My father was keenly aware that any man or woman who spent the day shut up in a room, always seeing the same paintings, for hours and hours every morning and on some afternoons, just sitting on a stool doing nothing but watch the visitors and watch the canvases (they’re even forbidden to do crosswords), could easily go mad, become a menace or develop a mortal hatred for those paintings.

The narrator’s father confronts the guard and asks him whether he really dislikes the painting so much. The guard says that he is “fed up” with it because he can’t see the face of the little girl properly. The narrator’s father explains that this is how the painting was painted, “with the fat one facing us and the servant girl with her back to us.”

The guard explains that this is exactly what is worst about the painting: “that it’s fixed like that forever”. He wants to know what happens next in the painting.

“But you know that’s not possible, Mateu,” he said. “The three figures are painted, can’t you see that? Painted. You’ve seen plenty of films and this isn’t a film. You must see there’s no way you’ll ever see them looking any different. This is a painting, a painting.”

“That’s why I’m going to do away with it,” said Mateu, again caressing the canvas with the flame from the lighter.


I got more and more infuriated as I searched each name in this photograph. “Lou Hart”, “Mary Lou Hart”, “Louise Hart”, “Mrs.

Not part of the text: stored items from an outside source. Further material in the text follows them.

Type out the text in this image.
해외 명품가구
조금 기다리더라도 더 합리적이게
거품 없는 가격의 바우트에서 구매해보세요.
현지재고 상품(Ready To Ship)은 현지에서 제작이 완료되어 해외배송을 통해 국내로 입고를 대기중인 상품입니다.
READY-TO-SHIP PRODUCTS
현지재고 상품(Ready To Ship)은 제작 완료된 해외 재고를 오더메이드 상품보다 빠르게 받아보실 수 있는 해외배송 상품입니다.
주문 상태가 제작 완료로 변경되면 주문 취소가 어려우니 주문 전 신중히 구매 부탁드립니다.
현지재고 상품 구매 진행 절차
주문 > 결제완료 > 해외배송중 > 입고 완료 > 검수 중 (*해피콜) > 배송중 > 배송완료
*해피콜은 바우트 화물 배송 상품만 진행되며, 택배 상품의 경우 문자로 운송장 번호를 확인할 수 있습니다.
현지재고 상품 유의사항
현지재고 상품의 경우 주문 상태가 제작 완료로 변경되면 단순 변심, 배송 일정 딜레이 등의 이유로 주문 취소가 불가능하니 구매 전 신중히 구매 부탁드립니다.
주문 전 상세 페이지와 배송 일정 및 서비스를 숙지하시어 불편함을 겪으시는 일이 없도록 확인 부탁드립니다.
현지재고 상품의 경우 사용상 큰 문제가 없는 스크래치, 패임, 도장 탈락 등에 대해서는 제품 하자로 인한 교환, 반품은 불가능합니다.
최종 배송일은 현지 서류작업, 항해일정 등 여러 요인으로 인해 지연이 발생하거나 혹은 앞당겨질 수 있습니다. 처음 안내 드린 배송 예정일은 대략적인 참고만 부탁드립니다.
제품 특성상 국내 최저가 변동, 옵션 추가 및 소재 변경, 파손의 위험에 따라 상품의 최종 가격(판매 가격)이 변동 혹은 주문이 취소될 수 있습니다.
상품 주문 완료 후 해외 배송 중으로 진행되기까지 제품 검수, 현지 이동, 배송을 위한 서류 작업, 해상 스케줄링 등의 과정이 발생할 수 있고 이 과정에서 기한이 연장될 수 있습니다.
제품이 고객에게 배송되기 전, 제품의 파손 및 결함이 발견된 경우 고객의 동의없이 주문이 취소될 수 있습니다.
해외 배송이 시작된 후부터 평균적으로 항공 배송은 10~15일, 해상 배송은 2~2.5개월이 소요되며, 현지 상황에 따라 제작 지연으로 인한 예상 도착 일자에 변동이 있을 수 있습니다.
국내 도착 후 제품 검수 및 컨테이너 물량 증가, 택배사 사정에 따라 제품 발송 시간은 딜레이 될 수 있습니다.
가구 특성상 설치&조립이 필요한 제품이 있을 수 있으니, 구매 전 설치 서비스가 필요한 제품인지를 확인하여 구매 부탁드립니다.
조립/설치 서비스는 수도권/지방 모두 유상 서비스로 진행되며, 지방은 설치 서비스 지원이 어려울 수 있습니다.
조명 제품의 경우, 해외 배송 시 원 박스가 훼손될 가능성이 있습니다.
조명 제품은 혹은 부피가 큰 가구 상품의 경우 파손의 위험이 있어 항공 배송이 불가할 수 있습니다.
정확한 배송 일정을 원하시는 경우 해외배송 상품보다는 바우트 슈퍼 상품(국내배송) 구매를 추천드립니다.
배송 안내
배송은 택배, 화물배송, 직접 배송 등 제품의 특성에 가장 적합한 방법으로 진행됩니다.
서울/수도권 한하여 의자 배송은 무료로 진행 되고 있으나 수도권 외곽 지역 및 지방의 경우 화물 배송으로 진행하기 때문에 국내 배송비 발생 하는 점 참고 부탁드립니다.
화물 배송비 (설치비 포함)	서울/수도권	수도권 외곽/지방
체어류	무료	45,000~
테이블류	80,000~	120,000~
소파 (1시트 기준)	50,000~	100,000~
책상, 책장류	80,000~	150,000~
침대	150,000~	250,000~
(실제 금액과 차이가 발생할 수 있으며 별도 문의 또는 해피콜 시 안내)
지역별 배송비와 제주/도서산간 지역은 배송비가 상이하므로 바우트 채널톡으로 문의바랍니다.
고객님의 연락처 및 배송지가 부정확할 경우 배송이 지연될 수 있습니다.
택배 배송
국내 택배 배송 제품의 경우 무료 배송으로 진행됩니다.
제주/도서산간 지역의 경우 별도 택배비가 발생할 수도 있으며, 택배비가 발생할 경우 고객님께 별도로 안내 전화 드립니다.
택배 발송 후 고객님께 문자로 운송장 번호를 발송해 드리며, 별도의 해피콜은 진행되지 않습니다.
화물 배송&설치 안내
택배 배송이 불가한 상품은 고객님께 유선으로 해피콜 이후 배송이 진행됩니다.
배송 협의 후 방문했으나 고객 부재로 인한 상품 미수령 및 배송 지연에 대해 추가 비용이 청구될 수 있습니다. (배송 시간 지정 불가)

Hart”, ” & Middletown”, “& Orange County”, on and on I went trying to divine the purpose of the party, or some connection between the women other than simple proximity.

Then I’d look at the photo again and there the ladies were, just sitting there in the same pose with that Kate Boak staring at me (is she smirking?) It did sort of make me want to set fire to the whole thing!

Then again, why the frustration? The guard goes mad asking “what happens next?” but he’s asking for something impossible and I was doing the same thing. I understand now that you can’t undertake a genealogy project expecting every picture to be part of a grand story about your past. Sometimes the answers just aren’t there.

The photos are fixed. Whether or not someone has labeled the people on them, or the place, that’s fixed. The person searching, though, is only ‘fixed’ if he insists on answering one narrow question (i.e., “why did they have this party?”) and not the million other questions that could be asked. You’re only stuck – in research and in life – if you don’t open yourself to other possibilities, to other ways of framing your situation.

My new way going forward will be to listen to my 7-year-old (at least on this point!) It was a party at Julia Lawrence’s. Twenty-one women sat down on the grass, smoothed their long skirts out and saved the moment forever.